At the top of the dark stairway Blaise shifted his seat on the stone bench. It would be nice, he thought briefly, to have a beaker of wine up here; not that he'd ever really have allowed himself such an indulgence. He knew at least two men who had died, drunken and asleep, when they should have been on watch. He had, as it happened, killed one of the two himself.
It was silent in the castle; he felt very much alone, and a long way from home. An unusual feeling, that one: home hadn't meant much to him for a long time. People still did, though, sometimes, and there was no one here who was really a friend yet, or likely to become one in the time he was allowing himself at Castle Baude.
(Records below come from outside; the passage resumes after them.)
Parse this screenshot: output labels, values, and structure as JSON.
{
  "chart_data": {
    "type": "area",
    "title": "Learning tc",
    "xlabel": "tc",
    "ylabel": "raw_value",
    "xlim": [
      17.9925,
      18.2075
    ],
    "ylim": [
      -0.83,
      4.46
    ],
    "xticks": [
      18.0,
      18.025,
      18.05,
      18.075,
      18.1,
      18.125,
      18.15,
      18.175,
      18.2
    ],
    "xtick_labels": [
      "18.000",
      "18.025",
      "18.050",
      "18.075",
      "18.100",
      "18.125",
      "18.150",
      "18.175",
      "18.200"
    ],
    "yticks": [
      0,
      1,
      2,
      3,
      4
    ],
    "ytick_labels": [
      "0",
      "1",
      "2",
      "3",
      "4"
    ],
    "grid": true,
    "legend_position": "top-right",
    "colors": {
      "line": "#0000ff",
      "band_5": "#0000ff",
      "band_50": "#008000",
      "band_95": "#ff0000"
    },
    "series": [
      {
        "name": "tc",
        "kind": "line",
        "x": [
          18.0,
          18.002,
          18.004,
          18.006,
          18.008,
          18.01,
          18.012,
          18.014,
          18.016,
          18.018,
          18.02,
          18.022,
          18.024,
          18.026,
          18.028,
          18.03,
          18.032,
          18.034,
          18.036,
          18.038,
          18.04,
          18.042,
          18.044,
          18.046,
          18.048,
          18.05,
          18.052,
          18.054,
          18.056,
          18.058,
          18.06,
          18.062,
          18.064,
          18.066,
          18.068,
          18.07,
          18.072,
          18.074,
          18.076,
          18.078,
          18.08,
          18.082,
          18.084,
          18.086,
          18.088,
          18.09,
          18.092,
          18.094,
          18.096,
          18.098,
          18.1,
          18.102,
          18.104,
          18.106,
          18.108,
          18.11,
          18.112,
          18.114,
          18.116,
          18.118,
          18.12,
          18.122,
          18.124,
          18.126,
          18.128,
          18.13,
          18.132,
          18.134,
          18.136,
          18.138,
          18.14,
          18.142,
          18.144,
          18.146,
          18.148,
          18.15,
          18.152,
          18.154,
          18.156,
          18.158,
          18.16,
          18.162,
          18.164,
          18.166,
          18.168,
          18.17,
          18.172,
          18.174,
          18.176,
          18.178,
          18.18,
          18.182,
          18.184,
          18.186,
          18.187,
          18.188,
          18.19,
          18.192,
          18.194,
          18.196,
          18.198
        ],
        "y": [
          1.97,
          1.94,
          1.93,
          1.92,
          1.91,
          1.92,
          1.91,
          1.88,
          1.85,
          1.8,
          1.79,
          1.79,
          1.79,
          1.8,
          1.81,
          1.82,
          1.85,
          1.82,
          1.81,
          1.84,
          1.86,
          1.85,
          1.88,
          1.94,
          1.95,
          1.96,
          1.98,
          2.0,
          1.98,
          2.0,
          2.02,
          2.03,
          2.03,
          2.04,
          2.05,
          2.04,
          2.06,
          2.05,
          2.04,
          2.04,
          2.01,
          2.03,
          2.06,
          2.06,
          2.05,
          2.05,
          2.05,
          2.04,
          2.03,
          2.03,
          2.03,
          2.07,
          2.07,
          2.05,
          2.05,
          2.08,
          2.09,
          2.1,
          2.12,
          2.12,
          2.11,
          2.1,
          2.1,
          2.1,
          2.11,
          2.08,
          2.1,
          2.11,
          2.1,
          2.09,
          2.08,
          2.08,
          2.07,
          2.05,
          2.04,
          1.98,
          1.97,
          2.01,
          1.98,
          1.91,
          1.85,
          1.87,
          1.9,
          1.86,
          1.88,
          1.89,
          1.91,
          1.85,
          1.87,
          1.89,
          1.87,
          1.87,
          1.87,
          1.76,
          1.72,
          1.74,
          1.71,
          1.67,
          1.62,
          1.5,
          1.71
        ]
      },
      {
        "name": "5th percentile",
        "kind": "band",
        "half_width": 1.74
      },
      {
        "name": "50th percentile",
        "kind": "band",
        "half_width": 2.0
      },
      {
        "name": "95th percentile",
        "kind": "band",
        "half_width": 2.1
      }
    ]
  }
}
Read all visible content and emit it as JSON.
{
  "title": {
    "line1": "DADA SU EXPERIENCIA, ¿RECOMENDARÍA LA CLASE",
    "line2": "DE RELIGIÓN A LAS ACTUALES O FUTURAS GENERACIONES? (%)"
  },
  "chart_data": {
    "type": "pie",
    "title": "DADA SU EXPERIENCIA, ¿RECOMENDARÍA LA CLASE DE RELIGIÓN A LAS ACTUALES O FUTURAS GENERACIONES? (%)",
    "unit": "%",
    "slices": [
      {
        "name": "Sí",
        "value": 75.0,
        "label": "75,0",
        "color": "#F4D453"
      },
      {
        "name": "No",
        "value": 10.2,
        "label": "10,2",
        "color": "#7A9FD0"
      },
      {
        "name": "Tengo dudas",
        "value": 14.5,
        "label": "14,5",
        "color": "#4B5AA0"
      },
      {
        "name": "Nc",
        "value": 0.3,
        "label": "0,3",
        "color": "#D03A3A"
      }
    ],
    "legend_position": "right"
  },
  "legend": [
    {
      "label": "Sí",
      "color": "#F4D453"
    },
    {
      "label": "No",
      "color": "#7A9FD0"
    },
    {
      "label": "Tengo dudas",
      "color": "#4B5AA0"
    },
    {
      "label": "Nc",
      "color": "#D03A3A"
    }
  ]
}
He wondered where Rudel was tonight, what country, what part of the world. Thinking of his friend led him back to the cities of Portezza, and so, inevitably perhaps in the silence of night outside a woman's rooms, to memories of Lucianna. Blaise shook his head. Women, he thought. Was there ever one born to be trusted since the world was made ?
And that thought, not a new one for him this year, would take his memories straight home if he let them, to his brother and his brother's wife, and the last time-as the High Priestess of Rian had somehow known-he had lain with a woman in love. Or, not love. The priestess had known that too, uncannily. He had felt shockingly open and exposed before her blindness in the forest that night, and not overly proud, after, of what she had seen in him. He wondered if her vision was deep enough, in whatever way she saw such things, to reach back to roots and sources and an understanding of why men-and women-did the things they did.
Blaise wondered if he himself really understood the events of that short, hopeless attempt to return home four months ago. It had been pure impulse that had led him back, or so he'd thought at the time, bidding farewell to Rudel at the Gotzland Pass to go back to Gorhaut and his family home for the first time in almost a year. What was a country, what was a home? He looked out through the narrow archer's window. The blue moon was high, almost full. Escoran they named it in Gorhaut-"daughter of the god"-but they called the blue moon Riannon here, for their goddess. There was a power to naming so, a choosing of alignments. But the moon was the same, wasn't it, whatever mortal man chose to call it, lending her strange, elusive light to the landscape east of the castle?